Nye, on the other hand, pointed to evidence, saying that such evidence would require him to alter his perspective. That is, after all, what science is all about.

Compare Ham's view and the Creation Research Society's state of belief with the motto adopted in the 1600s by the Royal Society of London, probably the world's oldest, extant scientific society. In 1663, they looked to Book I of Roman poet Horace's Epistles and adopted the phrase "nullius in verba" as their motto. As the Royal Society's website explains, "Nullius in verba roughly translates as 'take nobody's word for it'. It is an expression of the determination of Fellows to withstand the domination of authority and to verify all statements by an appeal to facts determined by experiment."

Horace went on to say, in translation:

I am not bound to swear allegiance to any master.

Where the storm carries me, I put into port and make myself at home.

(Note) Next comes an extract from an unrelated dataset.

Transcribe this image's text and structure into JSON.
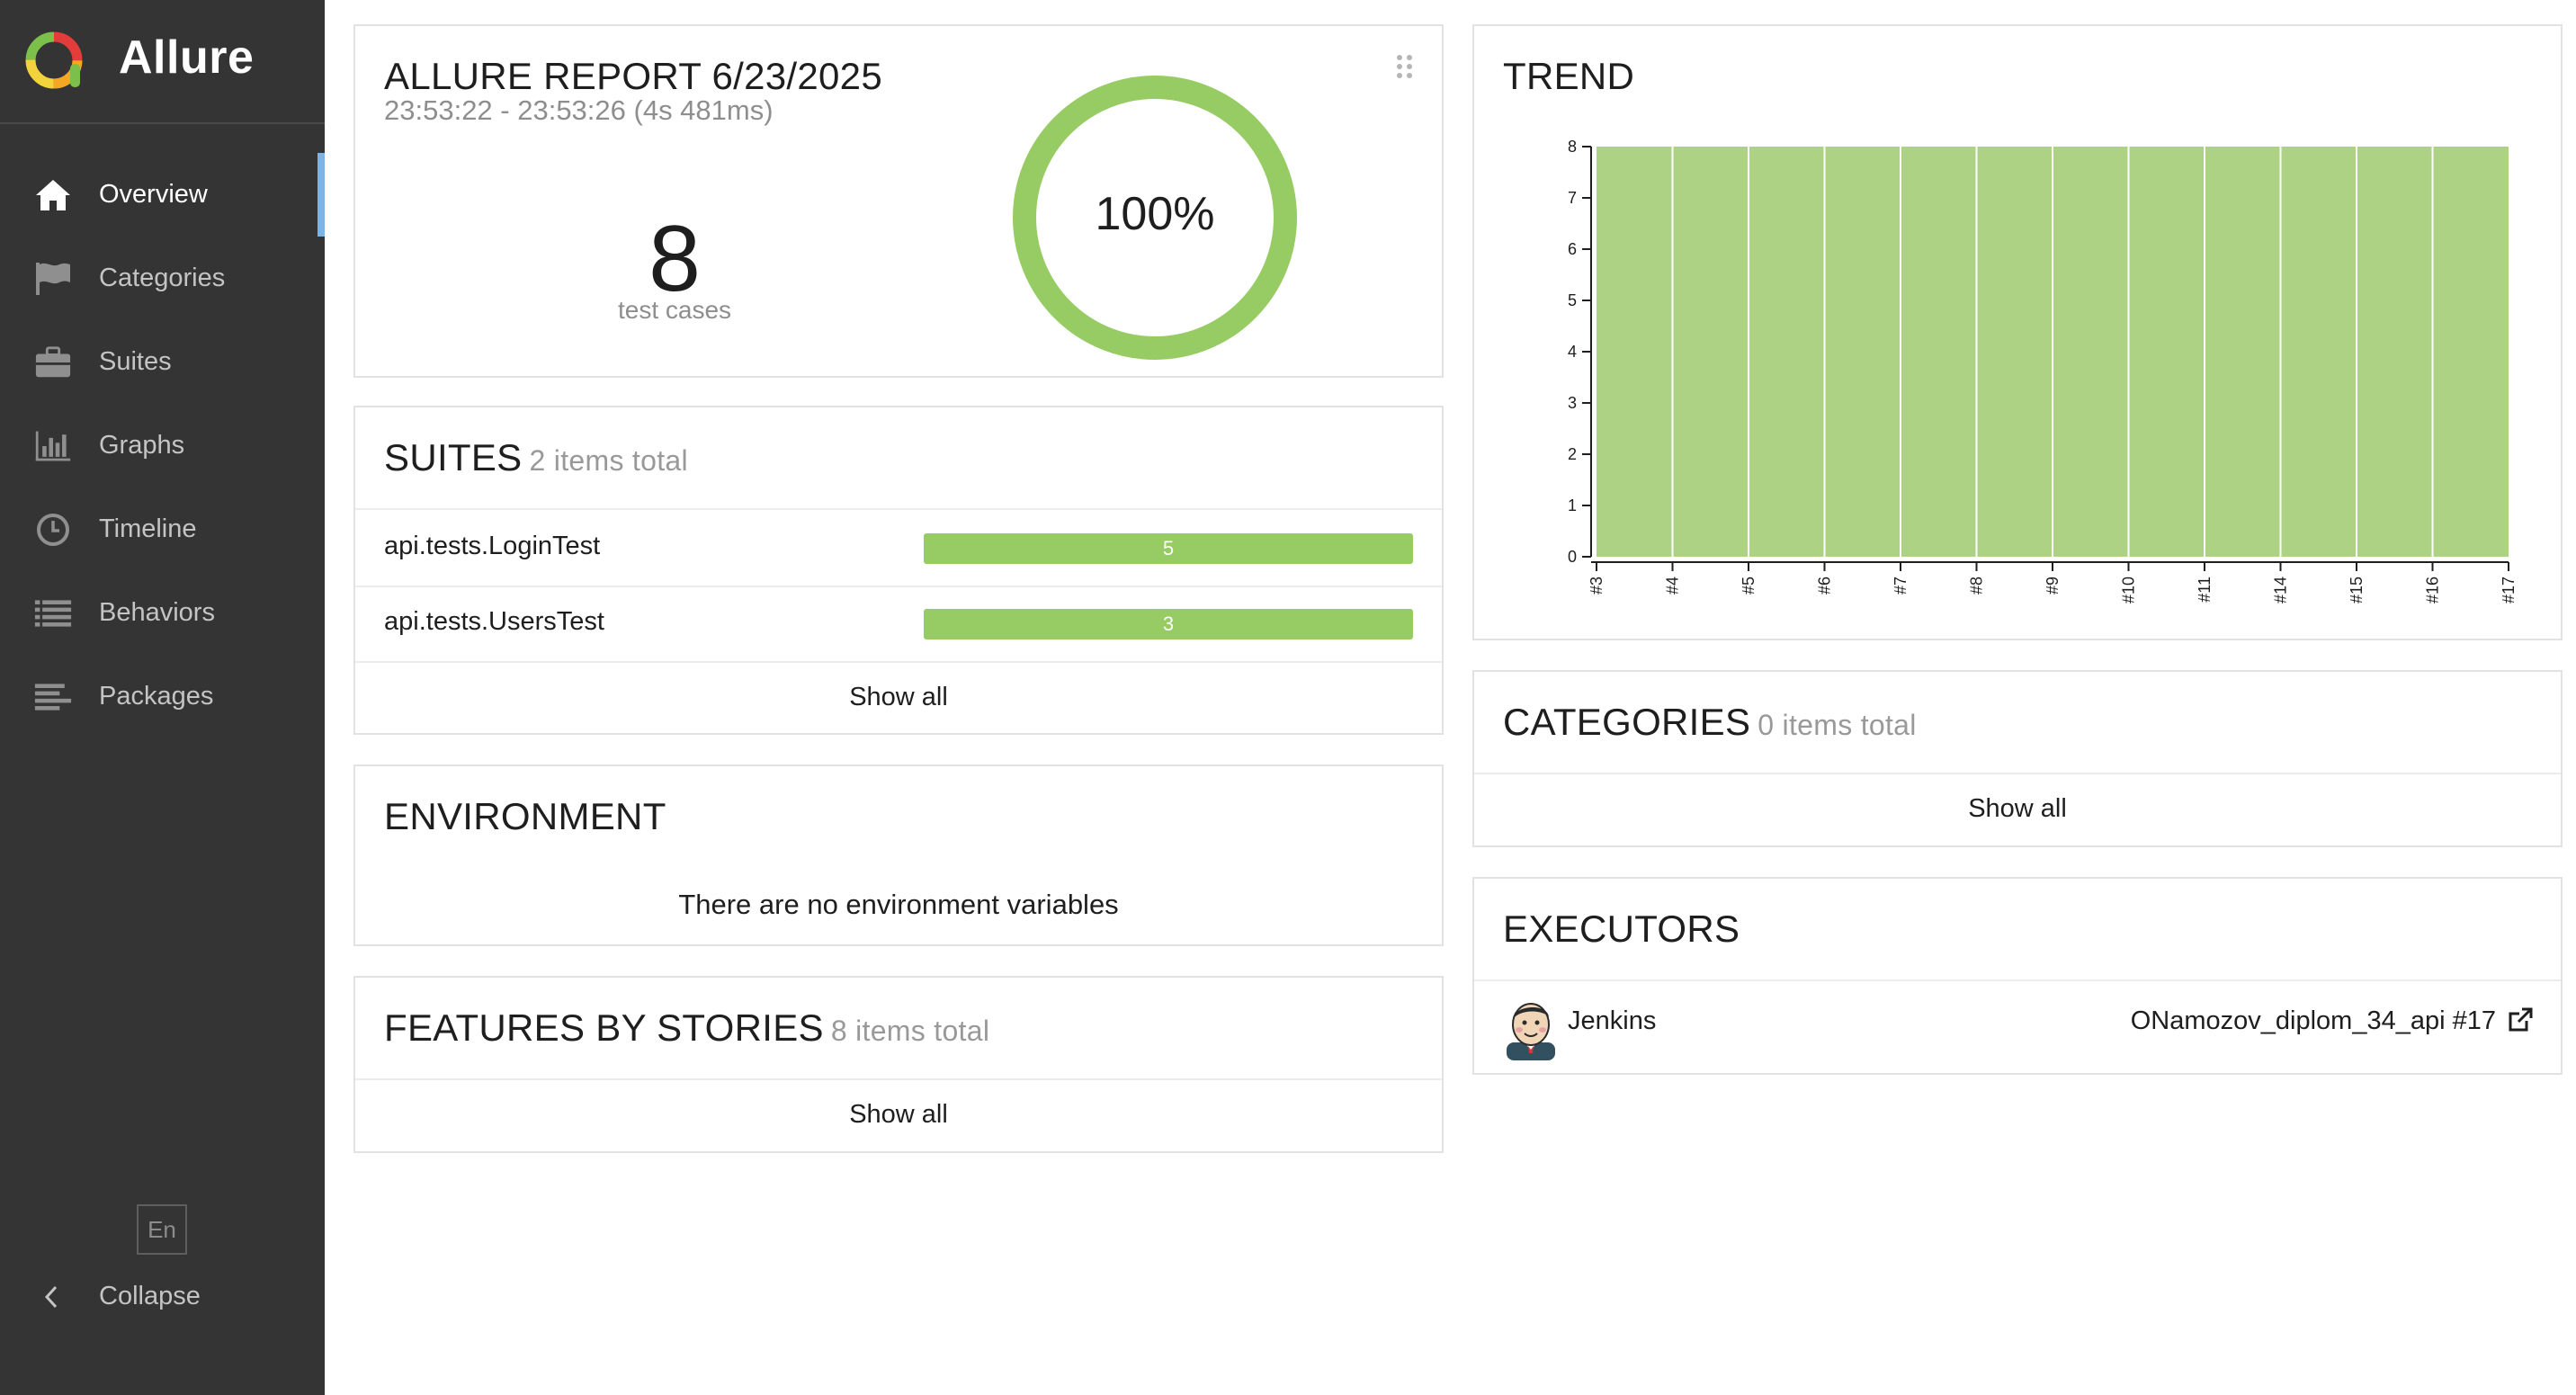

Good scientists have to be willing to permit the data to drive their conclusions. Although there are many examples I can mention to make this point, let me describe the work and beliefs of Nobel Laureate T.H. Morgan. In 1910, about a decade after the work of Gregor Mendel had been rediscovered, Morgan, who was active in trying to understand developmental processes, published a paper in American Naturalist rejecting Mendelian ideas broadly and the concept of genes more specifically. He argued that the data simply didn't warrant acceptance of such an idea.

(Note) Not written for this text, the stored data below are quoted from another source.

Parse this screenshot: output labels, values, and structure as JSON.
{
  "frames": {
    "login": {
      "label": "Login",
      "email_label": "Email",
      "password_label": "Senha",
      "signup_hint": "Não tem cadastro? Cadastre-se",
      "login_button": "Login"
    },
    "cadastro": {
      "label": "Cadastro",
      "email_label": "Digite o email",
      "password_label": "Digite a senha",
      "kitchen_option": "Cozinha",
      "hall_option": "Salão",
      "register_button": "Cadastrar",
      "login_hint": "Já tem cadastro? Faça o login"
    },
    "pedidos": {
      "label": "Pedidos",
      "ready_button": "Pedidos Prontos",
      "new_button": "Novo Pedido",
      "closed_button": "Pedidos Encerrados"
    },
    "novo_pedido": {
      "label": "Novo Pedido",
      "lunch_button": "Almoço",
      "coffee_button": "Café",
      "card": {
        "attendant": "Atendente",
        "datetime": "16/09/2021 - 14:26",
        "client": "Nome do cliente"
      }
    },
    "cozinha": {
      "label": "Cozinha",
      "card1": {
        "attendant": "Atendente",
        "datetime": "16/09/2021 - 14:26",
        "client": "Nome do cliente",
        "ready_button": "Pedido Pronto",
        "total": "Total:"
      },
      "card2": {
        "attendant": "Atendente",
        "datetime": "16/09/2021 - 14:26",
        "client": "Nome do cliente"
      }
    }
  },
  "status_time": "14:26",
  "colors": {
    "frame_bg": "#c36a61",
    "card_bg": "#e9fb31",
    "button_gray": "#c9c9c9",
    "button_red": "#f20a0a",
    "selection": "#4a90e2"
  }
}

But then, later that very same year, he changed his mind because of compelling data, data that came from his own laboratory. He went on, from his skepticism, to becoming the leading scientist to postulate the link between genes, chromosomes and developmental biology. It was for this work that Morgan was awarded the 1933 Nobel Prize in Physiology or Medicine.

While Ham's position is clearly fully at odds with the nature of science, there's good reason to believe that it is also at odds with the nature of religion, at least as proposed by many. As Calvin College geology professor Davis A. Young explained, none other than St. Augustine argued that "we ought to be willing to change our minds about the interpretation of Genesis 1-3, particularly as new information comes to light."

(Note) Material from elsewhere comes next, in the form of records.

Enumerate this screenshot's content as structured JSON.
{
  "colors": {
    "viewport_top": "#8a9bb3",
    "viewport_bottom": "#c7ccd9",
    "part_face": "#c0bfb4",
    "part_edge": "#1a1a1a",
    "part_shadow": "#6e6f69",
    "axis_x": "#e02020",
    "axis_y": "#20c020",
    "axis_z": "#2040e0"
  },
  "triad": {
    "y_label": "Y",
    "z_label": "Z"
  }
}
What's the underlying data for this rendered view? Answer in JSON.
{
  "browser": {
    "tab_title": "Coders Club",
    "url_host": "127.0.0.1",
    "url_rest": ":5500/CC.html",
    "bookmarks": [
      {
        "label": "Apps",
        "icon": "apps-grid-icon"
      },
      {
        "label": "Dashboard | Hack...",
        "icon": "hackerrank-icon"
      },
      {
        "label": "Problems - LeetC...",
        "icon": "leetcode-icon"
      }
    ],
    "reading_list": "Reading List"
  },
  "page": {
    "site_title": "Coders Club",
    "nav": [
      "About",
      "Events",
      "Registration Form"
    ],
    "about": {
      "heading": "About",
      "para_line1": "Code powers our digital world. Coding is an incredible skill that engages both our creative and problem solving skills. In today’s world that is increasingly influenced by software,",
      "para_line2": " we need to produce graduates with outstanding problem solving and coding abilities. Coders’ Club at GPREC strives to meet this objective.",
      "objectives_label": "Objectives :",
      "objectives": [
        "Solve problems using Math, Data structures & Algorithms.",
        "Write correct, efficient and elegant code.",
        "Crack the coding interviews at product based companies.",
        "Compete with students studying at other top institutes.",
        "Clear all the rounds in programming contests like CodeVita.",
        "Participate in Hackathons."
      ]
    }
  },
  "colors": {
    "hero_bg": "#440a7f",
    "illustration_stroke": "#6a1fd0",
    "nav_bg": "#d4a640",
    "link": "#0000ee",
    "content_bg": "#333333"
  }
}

The Dalai Lama takes a very similar position when he wrote, "If scientific analysis were conclusively to demonstrate certain claims in Buddhism to be false, then we must accept the findings of science and abandon those claims or adopt them as metaphor." Members of The Clergy Letter Project have adopted this statement as the lead to The Buddhist Clergy Letter which affirms the importance of the teaching of evolution.

I'll not even bother to mention the comments of Pat Robertson who admonished Ham to back off from his assertions that the Earth is only 6,000 years old. "To say it all dates back to 6,000 years is just nonsense. Let's be real. Let's not make a joke of ourselves."

The bottom line is as simple as it is important. Ham's position that the Bible has presented him with all the answers he needs to know makes a mockery of some very rich religious traditions while undercutting the very foundation of science.